Enzymes are renowned for their catalytic efficiency and selectivity, but many classical transformations in organic synthesis have no biocatalytic counterpart. Aldolases are prodigious C–C bond-forming enzymes, but their reactivity has only been extended past activated carbonyl electrophiles in special cases. To probe the mechanistic origins of this limitation, we use a pair of aldolases whose activity is dependent on pyridoxal phosphate. Our results reveal how aldolases are limited by kinetically favourable proton transfer with solvent, which undermines aldol addition into ketones. We show how a transaldolase can circumvent this limitation, enabling efficient addition into unactivated ketones. The resulting products are highly sought non-canonical amino acids with side chains that contain chiral tertiary alcohols.

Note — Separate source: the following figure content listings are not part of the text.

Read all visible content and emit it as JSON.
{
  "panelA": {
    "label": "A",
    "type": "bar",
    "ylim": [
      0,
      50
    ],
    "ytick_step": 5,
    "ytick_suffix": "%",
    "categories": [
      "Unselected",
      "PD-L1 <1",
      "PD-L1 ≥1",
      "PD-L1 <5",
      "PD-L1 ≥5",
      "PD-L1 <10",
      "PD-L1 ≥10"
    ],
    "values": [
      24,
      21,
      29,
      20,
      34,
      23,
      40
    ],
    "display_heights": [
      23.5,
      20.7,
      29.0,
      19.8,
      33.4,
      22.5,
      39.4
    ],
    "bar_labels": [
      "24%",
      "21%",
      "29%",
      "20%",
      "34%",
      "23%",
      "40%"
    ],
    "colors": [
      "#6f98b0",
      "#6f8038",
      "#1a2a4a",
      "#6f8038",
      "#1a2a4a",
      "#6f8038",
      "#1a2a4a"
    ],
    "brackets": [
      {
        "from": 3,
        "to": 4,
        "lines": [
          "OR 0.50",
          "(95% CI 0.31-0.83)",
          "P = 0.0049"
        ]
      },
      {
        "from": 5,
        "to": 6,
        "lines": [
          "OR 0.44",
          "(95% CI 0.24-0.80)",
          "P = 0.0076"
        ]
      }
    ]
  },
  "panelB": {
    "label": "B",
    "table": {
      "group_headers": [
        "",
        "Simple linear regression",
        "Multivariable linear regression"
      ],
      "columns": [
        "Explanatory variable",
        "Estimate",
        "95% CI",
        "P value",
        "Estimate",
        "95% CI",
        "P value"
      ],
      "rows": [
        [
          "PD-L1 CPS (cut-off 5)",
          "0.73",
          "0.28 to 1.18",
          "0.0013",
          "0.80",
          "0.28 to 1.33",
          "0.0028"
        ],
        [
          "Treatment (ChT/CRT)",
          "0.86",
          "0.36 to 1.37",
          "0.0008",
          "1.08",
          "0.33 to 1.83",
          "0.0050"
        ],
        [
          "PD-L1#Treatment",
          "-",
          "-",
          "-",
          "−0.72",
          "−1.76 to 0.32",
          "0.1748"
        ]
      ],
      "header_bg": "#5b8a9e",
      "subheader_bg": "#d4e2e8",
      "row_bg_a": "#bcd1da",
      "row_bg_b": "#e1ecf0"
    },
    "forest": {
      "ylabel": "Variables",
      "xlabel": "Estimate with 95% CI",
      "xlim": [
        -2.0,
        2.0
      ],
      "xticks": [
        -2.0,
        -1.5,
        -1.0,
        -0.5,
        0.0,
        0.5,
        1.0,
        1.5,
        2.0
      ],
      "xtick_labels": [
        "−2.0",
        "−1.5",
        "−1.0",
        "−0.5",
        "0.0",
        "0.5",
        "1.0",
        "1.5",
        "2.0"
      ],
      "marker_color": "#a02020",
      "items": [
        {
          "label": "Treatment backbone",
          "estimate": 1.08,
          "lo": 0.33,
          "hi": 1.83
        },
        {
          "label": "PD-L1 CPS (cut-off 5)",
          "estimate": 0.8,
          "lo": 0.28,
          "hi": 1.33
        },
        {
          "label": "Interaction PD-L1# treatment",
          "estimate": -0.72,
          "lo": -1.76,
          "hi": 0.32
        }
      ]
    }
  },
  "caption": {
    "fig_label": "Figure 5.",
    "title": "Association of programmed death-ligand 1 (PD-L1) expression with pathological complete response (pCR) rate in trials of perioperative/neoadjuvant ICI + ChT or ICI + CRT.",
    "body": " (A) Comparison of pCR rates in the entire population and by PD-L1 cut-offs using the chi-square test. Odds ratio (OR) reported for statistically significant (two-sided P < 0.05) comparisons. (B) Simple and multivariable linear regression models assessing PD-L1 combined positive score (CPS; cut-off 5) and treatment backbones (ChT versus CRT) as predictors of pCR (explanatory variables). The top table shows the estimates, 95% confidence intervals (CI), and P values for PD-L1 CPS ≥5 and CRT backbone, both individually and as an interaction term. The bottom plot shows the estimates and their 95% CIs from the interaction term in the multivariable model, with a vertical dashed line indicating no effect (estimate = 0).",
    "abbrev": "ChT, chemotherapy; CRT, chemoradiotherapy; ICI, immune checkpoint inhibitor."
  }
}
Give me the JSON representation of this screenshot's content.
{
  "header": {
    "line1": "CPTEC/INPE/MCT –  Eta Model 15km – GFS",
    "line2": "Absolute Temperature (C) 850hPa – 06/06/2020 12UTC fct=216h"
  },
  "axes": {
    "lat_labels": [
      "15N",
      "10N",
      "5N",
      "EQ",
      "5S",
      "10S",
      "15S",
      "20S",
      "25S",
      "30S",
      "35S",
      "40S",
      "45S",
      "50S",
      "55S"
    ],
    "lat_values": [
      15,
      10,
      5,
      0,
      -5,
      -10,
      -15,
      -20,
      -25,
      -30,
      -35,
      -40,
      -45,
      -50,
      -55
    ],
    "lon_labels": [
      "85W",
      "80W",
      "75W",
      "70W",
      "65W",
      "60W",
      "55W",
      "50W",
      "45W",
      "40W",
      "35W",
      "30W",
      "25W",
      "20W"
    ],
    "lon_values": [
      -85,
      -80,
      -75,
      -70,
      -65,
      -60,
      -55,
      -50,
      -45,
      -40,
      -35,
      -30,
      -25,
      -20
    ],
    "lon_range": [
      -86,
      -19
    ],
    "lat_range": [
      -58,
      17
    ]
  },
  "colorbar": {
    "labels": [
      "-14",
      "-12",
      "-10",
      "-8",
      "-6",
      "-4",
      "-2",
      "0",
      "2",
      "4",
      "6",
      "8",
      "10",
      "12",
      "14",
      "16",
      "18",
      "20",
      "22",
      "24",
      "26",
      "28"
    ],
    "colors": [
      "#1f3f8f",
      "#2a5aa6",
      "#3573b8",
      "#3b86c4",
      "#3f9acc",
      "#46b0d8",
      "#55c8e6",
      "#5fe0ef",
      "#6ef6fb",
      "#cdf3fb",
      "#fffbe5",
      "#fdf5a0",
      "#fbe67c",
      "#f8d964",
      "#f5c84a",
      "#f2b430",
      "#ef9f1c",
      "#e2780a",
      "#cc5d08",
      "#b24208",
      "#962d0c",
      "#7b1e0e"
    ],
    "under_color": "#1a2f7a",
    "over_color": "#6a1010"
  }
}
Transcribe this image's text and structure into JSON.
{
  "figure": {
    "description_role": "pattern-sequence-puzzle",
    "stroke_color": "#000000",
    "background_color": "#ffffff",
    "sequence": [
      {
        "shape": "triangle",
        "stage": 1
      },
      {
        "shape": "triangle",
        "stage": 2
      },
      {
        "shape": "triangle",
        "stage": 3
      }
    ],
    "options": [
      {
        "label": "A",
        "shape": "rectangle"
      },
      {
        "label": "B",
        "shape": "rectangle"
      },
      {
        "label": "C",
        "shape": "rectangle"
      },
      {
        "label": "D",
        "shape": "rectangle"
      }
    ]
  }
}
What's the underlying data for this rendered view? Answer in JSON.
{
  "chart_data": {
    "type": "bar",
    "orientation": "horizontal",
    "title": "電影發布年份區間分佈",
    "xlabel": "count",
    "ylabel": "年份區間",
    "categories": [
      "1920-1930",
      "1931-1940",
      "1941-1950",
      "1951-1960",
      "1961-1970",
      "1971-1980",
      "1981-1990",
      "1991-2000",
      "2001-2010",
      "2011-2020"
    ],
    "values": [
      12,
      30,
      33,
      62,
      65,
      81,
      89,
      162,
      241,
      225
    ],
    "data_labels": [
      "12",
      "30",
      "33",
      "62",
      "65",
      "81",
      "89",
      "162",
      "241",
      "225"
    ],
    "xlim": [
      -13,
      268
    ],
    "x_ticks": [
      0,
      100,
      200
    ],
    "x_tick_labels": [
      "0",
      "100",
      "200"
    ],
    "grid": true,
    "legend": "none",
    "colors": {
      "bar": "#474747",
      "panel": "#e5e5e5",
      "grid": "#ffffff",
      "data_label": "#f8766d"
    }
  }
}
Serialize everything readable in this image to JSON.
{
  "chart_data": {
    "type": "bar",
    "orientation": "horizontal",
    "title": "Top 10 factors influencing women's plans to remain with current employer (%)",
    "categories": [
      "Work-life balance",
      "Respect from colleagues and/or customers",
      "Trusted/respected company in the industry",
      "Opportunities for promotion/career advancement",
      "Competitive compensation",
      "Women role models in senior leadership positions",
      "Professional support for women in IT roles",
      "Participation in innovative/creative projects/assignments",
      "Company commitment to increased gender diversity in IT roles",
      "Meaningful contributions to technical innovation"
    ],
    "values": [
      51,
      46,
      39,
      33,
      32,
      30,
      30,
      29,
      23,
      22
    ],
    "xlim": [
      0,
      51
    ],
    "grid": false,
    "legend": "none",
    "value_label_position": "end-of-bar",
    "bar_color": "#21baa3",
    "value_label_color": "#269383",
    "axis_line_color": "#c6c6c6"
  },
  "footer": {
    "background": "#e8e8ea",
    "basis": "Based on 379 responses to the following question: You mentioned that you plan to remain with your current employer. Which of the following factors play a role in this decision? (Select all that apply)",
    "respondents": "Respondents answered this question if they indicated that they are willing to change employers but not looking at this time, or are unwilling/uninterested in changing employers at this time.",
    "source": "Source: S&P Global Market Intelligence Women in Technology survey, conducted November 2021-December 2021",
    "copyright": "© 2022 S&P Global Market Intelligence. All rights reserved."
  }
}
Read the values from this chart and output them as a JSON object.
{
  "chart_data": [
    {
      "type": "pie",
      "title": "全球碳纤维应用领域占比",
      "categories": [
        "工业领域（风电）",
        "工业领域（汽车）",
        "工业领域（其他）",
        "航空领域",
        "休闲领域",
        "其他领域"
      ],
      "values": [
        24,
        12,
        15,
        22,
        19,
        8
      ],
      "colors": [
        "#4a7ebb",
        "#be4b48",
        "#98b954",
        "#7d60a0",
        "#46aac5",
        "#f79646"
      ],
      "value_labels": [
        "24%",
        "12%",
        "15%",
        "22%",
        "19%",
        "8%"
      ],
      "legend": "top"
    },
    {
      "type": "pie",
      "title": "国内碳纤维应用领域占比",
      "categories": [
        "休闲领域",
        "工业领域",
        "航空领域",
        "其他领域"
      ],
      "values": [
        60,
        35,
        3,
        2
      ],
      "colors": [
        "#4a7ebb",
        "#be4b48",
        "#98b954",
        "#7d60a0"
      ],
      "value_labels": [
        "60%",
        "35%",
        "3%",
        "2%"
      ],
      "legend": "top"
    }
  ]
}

Mechanistic analysis reveals that transaldolase activity is an intrinsic feature of pyridoxal phosphate chemistry and identifies principles for extending aldolase catalysis beyond its previous limits to enable convergent, enantioselective C–C bond formation from simple starting materials.

酶以其催化效率和选择性而闻名，但有机合成中的许多经典转化没有生物催化对应物。醛缩酶是极好的 C-C 键形成酶，但在特殊情况下，它们的反应性仅扩展到活化羰基亲电试剂之外。为了探索这种限制的机制起源，我们使用了一对醛缩酶，其活性取决于磷酸吡哆醛。我们的结果揭示了醛醛酸酶如何受到溶剂的动力学有利质子转移的限制，这破坏了醛醇添加到酮中的作用。我们展示了转醛缩酶如何绕过这一限制，从而能够有效地添加到未活化的酮中。所得产品是备受追捧的非经典氨基酸，其侧链含有手性叔醇。机理分析表明，转羟醛酶活性是磷酸吡哆醛化学的内在特征，并确定了将醛缩酶催化扩展到其先前限制之外的原理，以实现从简单起始材料形成收敛的对映选择性 C-C 键。